26 de abril de 2023
El infierno que vive Sudán en las
últimas semanas es sólo la agudización de una crisis cuyos orígenes se remontan
mucho tiempo atrás. La mayoría de los analistas remiten a la fallida transición
hacia un gobierno civil tras el derrocamiento del general pro-islamista
Osman Bashir, en 2019. Pero, en
realidad, los males vienen de antes: sin exagerar, desde el momento mismo de la
formal independencia del país del Alto Nilo, en 1956. La primera década del
nuevo estado fue turbulenta. En 1969, el general Yaafar al-Numeiri encabezó un
golpe militar que sofocó una larga y penosa guerra civil. De inspiración
comunista y panarabista-nasserista, el régimen fue deslizándose hacia
posiciones conservadoras, que se acentuaron con el cambio histórico de Sadat,
el tratado de paz egipcio-israelí y la llegada de Reagan a la Casa Blanca.
Más tarde, la irrupción del
islamismo radical contra el orden norteamericano en la región sacudió también
Sudán. El general Bashir tomó el mando e impuso un régimen amable con Al Qaeda.

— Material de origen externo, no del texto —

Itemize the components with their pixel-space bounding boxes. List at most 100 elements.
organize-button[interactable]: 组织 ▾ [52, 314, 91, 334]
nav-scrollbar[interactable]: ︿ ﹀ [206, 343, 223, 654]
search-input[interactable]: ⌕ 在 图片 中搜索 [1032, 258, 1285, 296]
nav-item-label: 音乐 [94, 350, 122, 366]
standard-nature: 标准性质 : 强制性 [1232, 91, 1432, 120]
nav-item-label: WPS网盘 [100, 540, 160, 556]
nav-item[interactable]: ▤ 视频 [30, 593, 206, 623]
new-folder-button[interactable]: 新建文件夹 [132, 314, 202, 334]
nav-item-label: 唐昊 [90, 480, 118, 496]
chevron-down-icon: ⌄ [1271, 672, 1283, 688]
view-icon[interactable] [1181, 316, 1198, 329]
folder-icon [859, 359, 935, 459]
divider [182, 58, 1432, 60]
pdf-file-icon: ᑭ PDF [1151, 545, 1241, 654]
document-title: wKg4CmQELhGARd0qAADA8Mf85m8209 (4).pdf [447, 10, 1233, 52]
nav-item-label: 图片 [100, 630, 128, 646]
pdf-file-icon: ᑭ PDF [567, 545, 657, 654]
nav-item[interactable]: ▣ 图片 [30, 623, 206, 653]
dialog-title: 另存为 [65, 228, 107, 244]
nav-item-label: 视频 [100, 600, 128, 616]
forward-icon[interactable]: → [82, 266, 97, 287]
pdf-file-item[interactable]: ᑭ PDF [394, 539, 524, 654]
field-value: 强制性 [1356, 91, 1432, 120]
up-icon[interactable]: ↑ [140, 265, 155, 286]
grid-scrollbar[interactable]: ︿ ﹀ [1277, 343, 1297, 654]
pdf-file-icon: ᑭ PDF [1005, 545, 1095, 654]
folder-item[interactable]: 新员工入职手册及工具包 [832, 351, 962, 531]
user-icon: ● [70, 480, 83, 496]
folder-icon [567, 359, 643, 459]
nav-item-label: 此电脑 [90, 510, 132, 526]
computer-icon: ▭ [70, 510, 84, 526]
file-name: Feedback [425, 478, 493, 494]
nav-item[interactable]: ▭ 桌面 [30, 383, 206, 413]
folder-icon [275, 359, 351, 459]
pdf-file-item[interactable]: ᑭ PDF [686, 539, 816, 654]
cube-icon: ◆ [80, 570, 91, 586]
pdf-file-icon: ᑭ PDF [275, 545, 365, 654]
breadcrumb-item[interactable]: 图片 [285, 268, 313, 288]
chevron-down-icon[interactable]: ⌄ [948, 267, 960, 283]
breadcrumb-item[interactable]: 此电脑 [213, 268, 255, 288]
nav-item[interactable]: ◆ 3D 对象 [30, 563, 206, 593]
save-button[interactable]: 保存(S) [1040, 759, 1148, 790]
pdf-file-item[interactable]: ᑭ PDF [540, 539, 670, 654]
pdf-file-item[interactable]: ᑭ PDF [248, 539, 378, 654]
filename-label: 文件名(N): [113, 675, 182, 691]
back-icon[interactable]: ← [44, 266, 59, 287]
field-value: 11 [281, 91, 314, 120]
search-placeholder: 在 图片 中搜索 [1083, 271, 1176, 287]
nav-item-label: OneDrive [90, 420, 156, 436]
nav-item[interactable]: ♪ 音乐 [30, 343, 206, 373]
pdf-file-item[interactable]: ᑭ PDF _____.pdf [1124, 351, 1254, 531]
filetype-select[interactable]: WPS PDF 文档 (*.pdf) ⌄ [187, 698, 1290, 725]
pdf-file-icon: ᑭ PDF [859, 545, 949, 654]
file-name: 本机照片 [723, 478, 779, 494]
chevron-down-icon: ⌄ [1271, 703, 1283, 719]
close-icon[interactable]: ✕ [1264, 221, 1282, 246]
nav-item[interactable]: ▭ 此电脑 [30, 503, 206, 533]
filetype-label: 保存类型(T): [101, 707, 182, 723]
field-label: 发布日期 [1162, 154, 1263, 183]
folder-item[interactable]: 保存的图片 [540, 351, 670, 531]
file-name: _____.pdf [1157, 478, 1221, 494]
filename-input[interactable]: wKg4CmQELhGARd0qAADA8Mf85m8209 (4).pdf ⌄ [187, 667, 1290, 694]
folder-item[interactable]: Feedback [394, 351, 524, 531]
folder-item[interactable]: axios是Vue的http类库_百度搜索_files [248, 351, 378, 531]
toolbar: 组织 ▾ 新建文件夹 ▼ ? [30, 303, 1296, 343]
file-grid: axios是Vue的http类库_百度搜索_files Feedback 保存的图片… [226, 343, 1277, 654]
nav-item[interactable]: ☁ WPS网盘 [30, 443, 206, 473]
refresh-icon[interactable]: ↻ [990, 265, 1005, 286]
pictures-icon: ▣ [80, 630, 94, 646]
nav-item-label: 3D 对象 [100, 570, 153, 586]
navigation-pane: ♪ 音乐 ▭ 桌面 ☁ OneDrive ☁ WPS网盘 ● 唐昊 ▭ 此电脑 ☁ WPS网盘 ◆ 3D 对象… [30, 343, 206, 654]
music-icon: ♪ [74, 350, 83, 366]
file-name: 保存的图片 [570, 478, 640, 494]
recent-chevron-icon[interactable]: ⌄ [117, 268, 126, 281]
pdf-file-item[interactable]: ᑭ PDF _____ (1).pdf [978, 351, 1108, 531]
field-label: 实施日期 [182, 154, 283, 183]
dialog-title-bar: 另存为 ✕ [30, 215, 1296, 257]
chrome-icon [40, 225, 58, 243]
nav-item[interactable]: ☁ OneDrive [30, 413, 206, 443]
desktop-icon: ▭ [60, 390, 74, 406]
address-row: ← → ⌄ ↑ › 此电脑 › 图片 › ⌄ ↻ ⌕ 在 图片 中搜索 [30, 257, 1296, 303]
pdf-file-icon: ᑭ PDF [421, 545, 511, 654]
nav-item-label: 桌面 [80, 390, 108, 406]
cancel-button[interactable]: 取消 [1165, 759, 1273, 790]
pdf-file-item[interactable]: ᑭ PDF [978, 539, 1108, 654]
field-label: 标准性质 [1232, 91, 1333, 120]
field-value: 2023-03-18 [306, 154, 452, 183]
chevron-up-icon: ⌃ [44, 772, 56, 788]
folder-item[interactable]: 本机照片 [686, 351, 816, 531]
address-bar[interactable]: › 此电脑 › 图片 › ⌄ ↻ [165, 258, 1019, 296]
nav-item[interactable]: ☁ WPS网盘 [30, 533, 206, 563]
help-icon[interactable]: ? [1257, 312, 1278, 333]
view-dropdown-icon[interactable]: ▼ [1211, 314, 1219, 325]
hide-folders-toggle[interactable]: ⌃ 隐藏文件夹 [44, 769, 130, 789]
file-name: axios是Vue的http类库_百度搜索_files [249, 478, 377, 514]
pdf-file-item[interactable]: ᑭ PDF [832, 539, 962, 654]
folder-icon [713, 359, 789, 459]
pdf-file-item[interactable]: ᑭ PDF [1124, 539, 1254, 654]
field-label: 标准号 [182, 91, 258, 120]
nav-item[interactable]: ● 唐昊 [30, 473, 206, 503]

Clinton ordenó bombardeó supuestas bases de los integristas en 1998, tras los
atentados de Kenia y Tanzania. Bin Laden se trasladó a Afganistán y el nuevo
régimen sudanés se estabilizó.
UNA RIVALIDAD INDUCIDA
Bashir nunca se creyó a salvo y,
temiendo un golpe inspirado desde el interior o desde el exterior, fragmentó los
aparatos militar y de seguridad. Milicias y fuerzas especiales crecieron fuera
del control directo del mando militar. De esa escisión operativa y funcional
surge la discordia que ahora enfrenta al jefe del Ejército y cabeza de la Junta
militar en el poder, el general Abdulfattah Burhan, y su colega Mohamed Hamdam
Dagalo (alias Hemedti), jefe de la Fuerza de Reacción rápida, evolución
de una milicia represora (los janjanweed), que liquidó brutalmente una
revuelta campesina en la región meridional de Darfur en 2003. (1).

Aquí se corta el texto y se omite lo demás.